Hi Sean,
Yes, t_check() sets T as NULL if no transaction is matched, but the
reply_received() function (that calls t_check), if T was set to NULL
will go to "not_found" label and set T to T_UNDEFINED.
Do you agree on this? if so, we can start working in adding some more
debug logs to see where the problem is.
Regards,
Bogdan
Sean O'Donnell wrote:
Hi all,
I’m using openser as a call distributor/proxy between a soft-switch/SBC and
voicemail platform. I’m seeing a problem with openser in that it is sometimes
cancels an in-progress call (fr_inv_timer firing) because it didn’t match the
200/OK with the call.
After some investigation, I noticed that this was happening after a missing ACK
on a previous call caused the voicemail platform to retransmit 200/OK responses
beyond the TM wt_timer expiration, which in turn left several openser child
processes (those that received a 200 after wt_timer expiration) in a state such
that they might not properly match transactions on subsequent calls.
My setup:
I have openser 1.2.0 operating on a linux box with two network interfaces, with
one interface (call it the outside interface) taking incoming calls from the
soft-switch, and the other (inside) connected to the VM platform. I have
openser configured to use both interfaces (see config below) and the TM wt_timer
set to 5 seconds (default). As this is a voicemail system, all of the call
traffic is inbound from the soft-switch. Given the traffic flow, for the most
part the openser child processes servicing the inside interface are handling
responses (180,183,200) from the VM platform.
Call scenario:
When an INVITE arrives from the soft-switch, openser forwards it to the VM
platform. The VM platform responds with a 180 and then a 200. I've noticed
several instances where the soft-switch did not respond with an ACK. This
caused the VM platform to retransmit the 200 several times over a 10 second
period. These were absorbed correctly by openser for the duration of wt_timer.

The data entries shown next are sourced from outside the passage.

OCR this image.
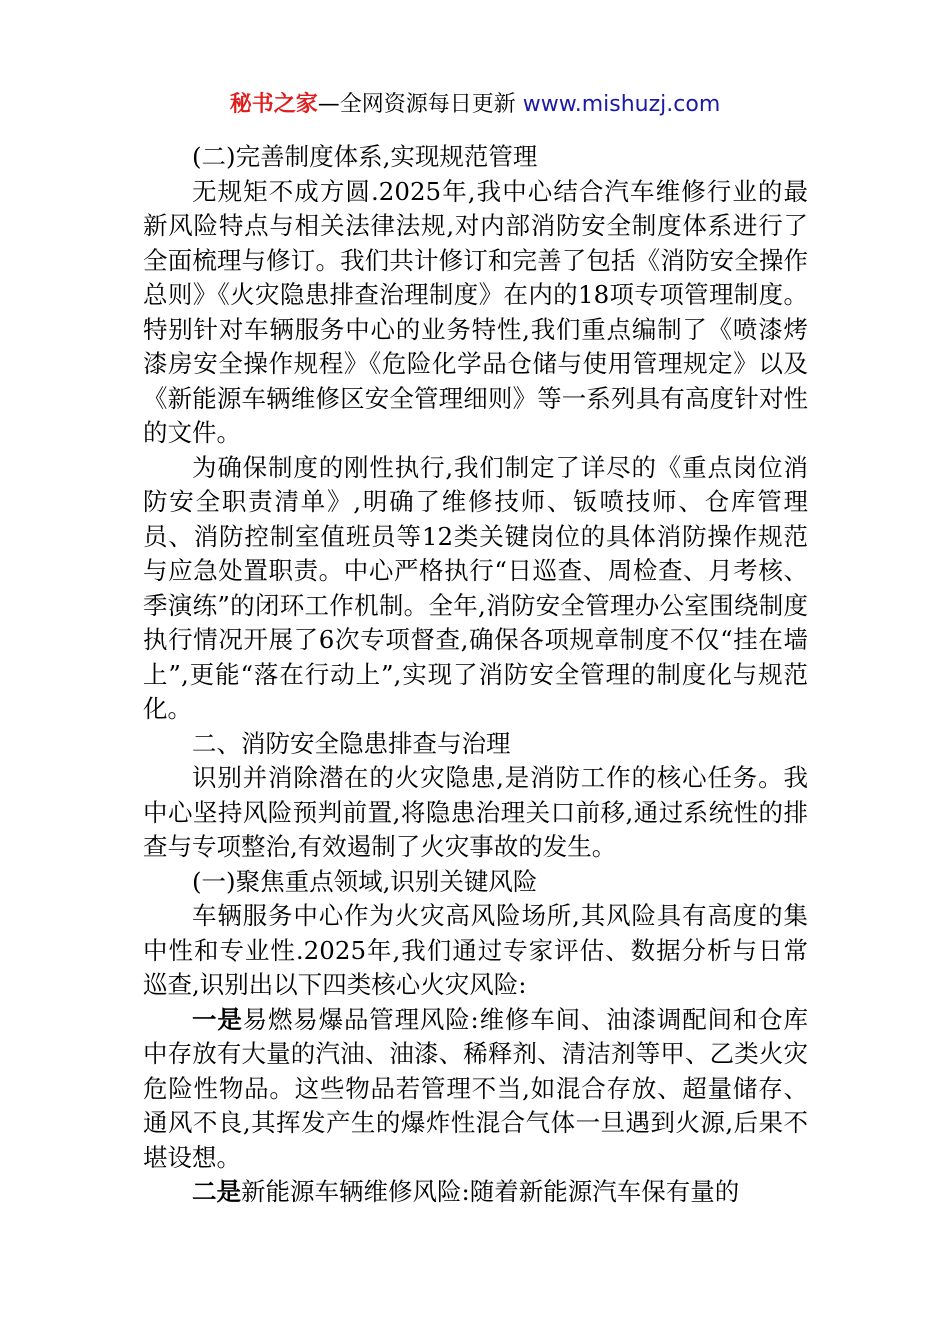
秘书之家—全网资源每日更新 www.mishuzj.com

(二)完善制度体系,实现规范管理

无规矩不成方圆.2025年,我中心结合汽车维修行业的最新风险特点与相关法律法规,对内部消防安全制度体系进行了全面梳理与修订。我们共计修订和完善了包括《消防安全操作总则》《火灾隐患排查治理制度》在内的18项专项管理制度。特别针对车辆服务中心的业务特性,我们重点编制了《喷漆烤漆房安全操作规程》《危险化学品仓储与使用管理规定》以及《新能源车辆维修区安全管理细则》等一系列具有高度针对性的文件。

为确保制度的刚性执行,我们制定了详尽的《重点岗位消防安全职责清单》,明确了维修技师、钣喷技师、仓库管理员、消防控制室值班员等12类关键岗位的具体消防操作规范与应急处置职责。中心严格执行“日巡查、周检查、月考核、季演练”的闭环工作机制。全年,消防安全管理办公室围绕制度执行情况开展了6次专项督查,确保各项规章制度不仅“挂在墙上”,更能“落在行动上”,实现了消防安全管理的制度化与规范化。

二、消防安全隐患排查与治理

识别并消除潜在的火灾隐患,是消防工作的核心任务。我中心坚持风险预判前置,将隐患治理关口前移,通过系统性的排查与专项整治,有效遏制了火灾事故的发生。

(一)聚焦重点领域,识别关键风险

车辆服务中心作为火灾高风险场所,其风险具有高度的集中性和专业性.2025年,我们通过专家评估、数据分析与日常巡查,识别出以下四类核心火灾风险:

一是易燃易爆品管理风险:维修车间、油漆调配间和仓库中存放有大量的汽油、油漆、稀释剂、清洁剂等甲、乙类火灾危险性物品。这些物品若管理不当,如混合存放、超量储存、通风不良,其挥发产生的爆炸性混合气体一旦遇到火源,后果不堪设想。

二是新能源车辆维修风险:随着新能源汽车保有量的
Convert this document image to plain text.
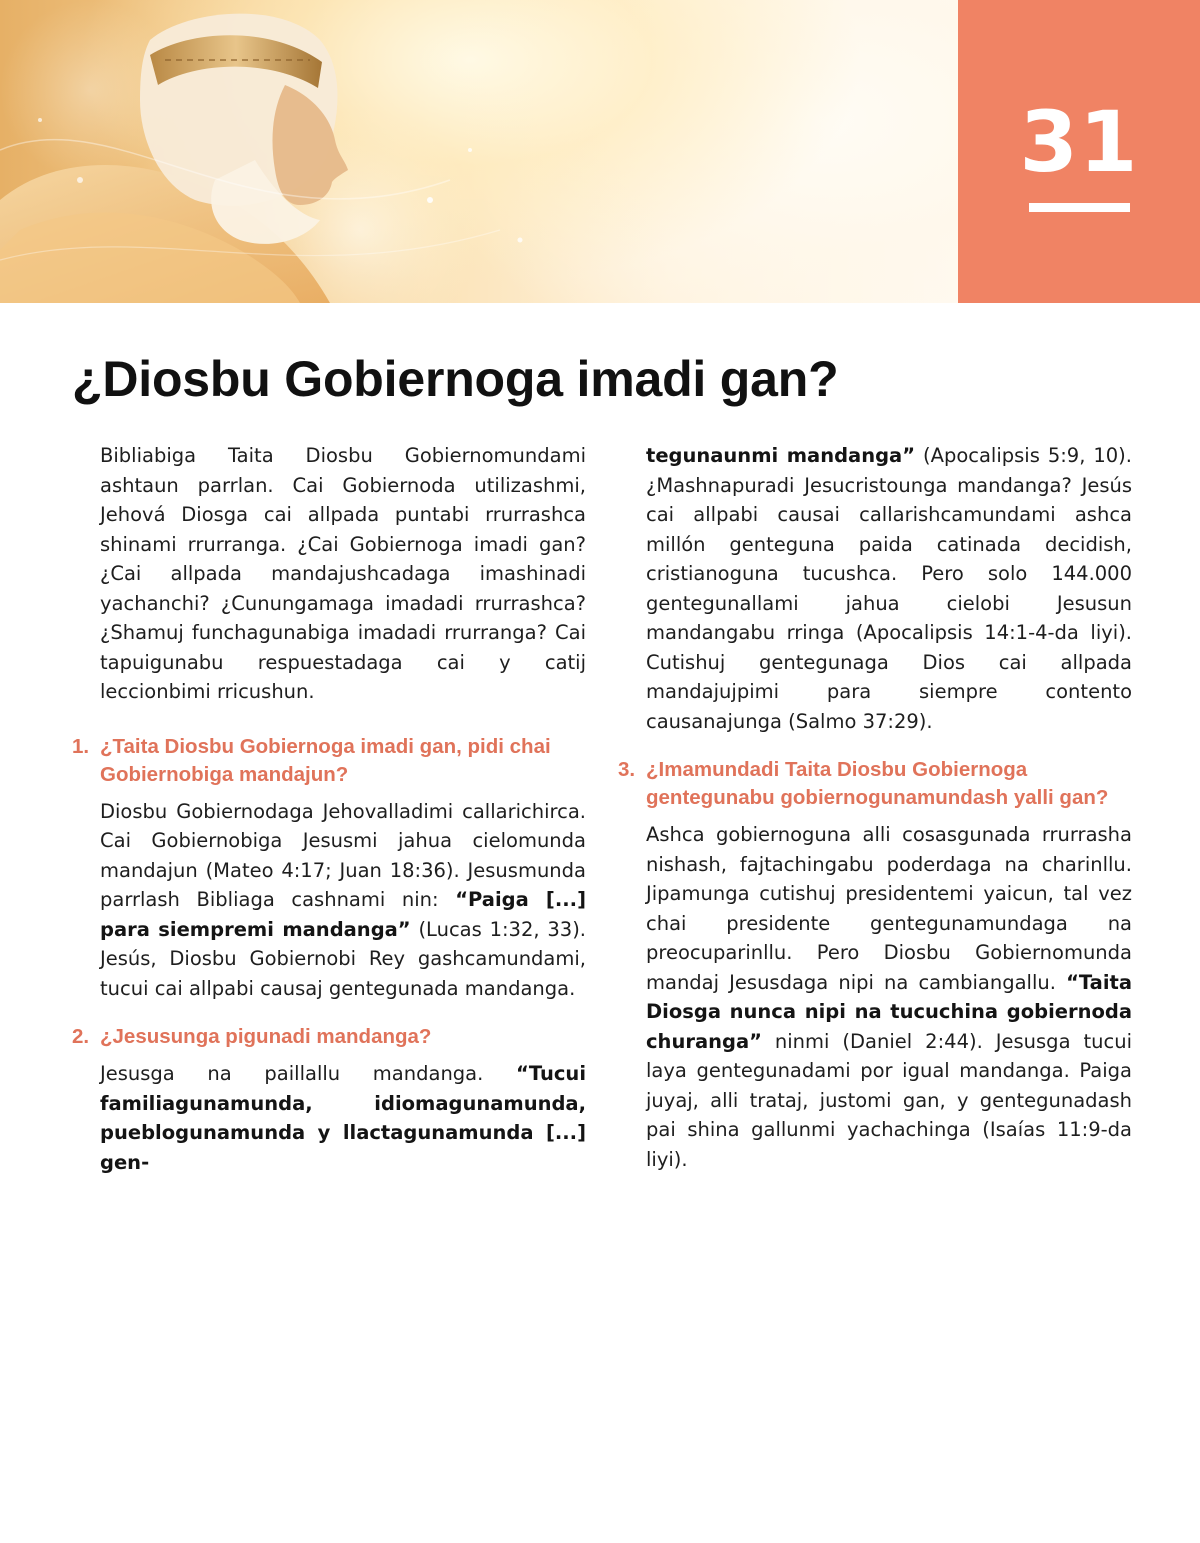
31
¿Diosbu Gobiernoga imadi gan?

Bibliabiga Taita Diosbu Gobiernomundami ashtaun parrlan. Cai Gobiernoda utilizashmi, Jehová Diosga cai allpada puntabi rrurrashca shinami rrurranga. ¿Cai Gobiernoga imadi gan? ¿Cai allpada mandajushcadaga imashinadi yachanchi? ¿Cunungamaga imadadi rrurrashca? ¿Shamuj funchagunabiga imadadi rrurranga? Cai tapuigunabu respuestadaga cai y catij leccionbimi rricushun.

1. ¿Taita Diosbu Gobiernoga imadi gan, pidi chai Gobiernobiga mandajun?

Diosbu Gobiernodaga Jehovalladimi callarichirca. Cai Gobiernobiga Jesusmi jahua cielomunda mandajun (Mateo 4:17; Juan 18:36). Jesusmunda parrlash Bibliaga cashnami nin: “Paiga [...] para siempremi mandanga” (Lucas 1:32, 33). Jesús, Diosbu Gobiernobi Rey gashcamundami, tucui cai allpabi causaj gentegunada mandanga.

2. ¿Jesusunga pigunadi mandanga?

Jesusga na paillallu mandanga. “Tucui familiagunamunda, idiomagunamunda, pueblogunamunda y llactagunamunda [...] gen-

tegunaunmi mandanga” (Apocalipsis 5:9, 10). ¿Mashnapuradi Jesucristounga mandanga? Jesús cai allpabi causai callarishcamundami ashca millón genteguna paida catinada decidish, cristianoguna tucushca. Pero solo 144.000 gentegunallami jahua cielobi Jesusun mandangabu rringa (Apocalipsis 14:1-4-da liyi). Cutishuj gentegunaga Dios cai allpada mandajujpimi para siempre contento causanajunga (Salmo 37:29).

3. ¿Imamundadi Taita Diosbu Gobiernoga gentegunabu gobiernogunamundash yalli gan?

Ashca gobiernoguna alli cosasgunada rrurrasha nishash, fajtachingabu poderdaga na charinllu. Jipamunga cutishuj presidentemi yaicun, tal vez chai presidente gentegunamundaga na preocuparinllu. Pero Diosbu Gobiernomunda mandaj Jesusdaga nipi na cambiangallu. “Taita Diosga nunca nipi na tucuchina gobiernoda churanga” ninmi (Daniel 2:44). Jesusga tucui laya gentegunadami por igual mandanga. Paiga juyaj, alli trataj, justomi gan, y gentegunadash pai shina gallunmi yachachinga (Isaías 11:9-da liyi).
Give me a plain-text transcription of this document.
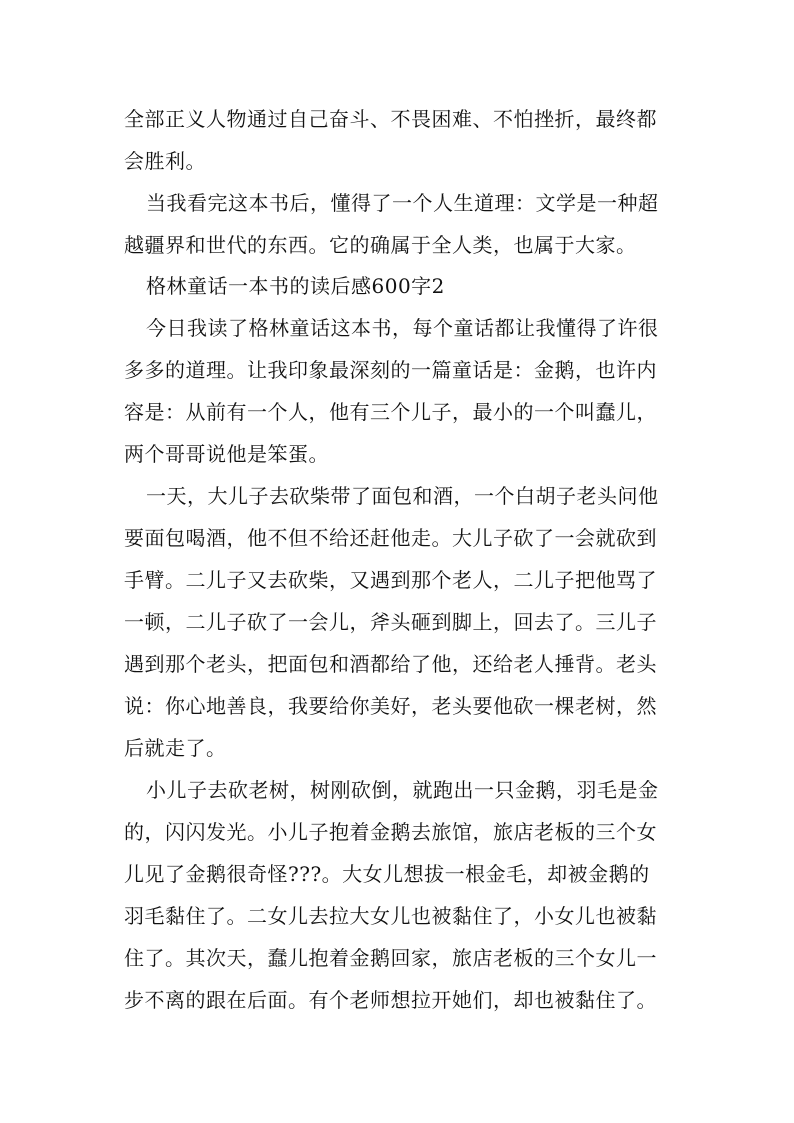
全部正义人物通过自己奋斗、不畏困难、不怕挫折，最终都
会胜利。
当我看完这本书后，懂得了一个人生道理：文学是一种超
越疆界和世代的东西。它的确属于全人类，也属于大家。
格林童话一本书的读后感600字2
今日我读了格林童话这本书，每个童话都让我懂得了许很
多多的道理。让我印象最深刻的一篇童话是：金鹅，也许内
容是：从前有一个人，他有三个儿子，最小的一个叫蠢儿，
两个哥哥说他是笨蛋。
一天，大儿子去砍柴带了面包和酒，一个白胡子老头问他
要面包喝酒，他不但不给还赶他走。大儿子砍了一会就砍到
手臂。二儿子又去砍柴，又遇到那个老人，二儿子把他骂了
一顿，二儿子砍了一会儿，斧头砸到脚上，回去了。三儿子
遇到那个老头，把面包和酒都给了他，还给老人捶背。老头
说：你心地善良，我要给你美好，老头要他砍一棵老树，然
后就走了。
小儿子去砍老树，树刚砍倒，就跑出一只金鹅，羽毛是金
的，闪闪发光。小儿子抱着金鹅去旅馆，旅店老板的三个女
儿见了金鹅很奇怪???。大女儿想拔一根金毛，却被金鹅的
羽毛黏住了。二女儿去拉大女儿也被黏住了，小女儿也被黏
住了。其次天，蠢儿抱着金鹅回家，旅店老板的三个女儿一
步不离的跟在后面。有个老师想拉开她们，却也被黏住了。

After the timer expired, however, each openser child process that received a
retransmitted 200 logged something like this:
4(2715) DEBUG: t_reply_matching: hash 45870 label 727647196 branch 0
4(2715) DEBUG: t_reply_matching: no matching transaction exists
4(2715) DEBUG: t_reply_matching: failure to match a transaction
4(2715) DEBUG: t_check: end=(nil)
When I look at the TM code, the static variable T in t_lookup.c is now NULL for
this child process.
On a subsequent inbound call, the INVITE is passed to the VM correctly, and the
180 transaction matches (causing the fr_inv_timer to be armed). If the 200 is
read by child proc 2715, I see:
4(2715) DEBUG: t_check: start=(nil)
4(2715) DEBUG: t_check: T previously sought and not found
The 200 is forwarded back to the soft-switch, which responds with an ACK. Both
end-points think the call is up, but since openser never matched the 200 with
the call, the fr_inv_timer fires and cancels the call. Basically, child proc
2715 won’t match any transaction after this unless it happens to process a
request.
I think this problem is made worse by the fact that I’m using two network
interfaces, and that the openser children on the inside interface handle (for
the most part) only responses. This problem was touched on here:
http://lists.openser.org/pipermail/users/2007-November/014188.html but I
didn’t see any follow up. Also, I’ve checked openser 1.2.3 and 1.3.1 for
fixes, but I don’t think this has been addressed.
I have a work around, I think, by upping the wt_timer to something like 15
seconds, but I was wondering if there is any scenario in which leaving T=NULL is
desirable.
Thanks in advance
Sean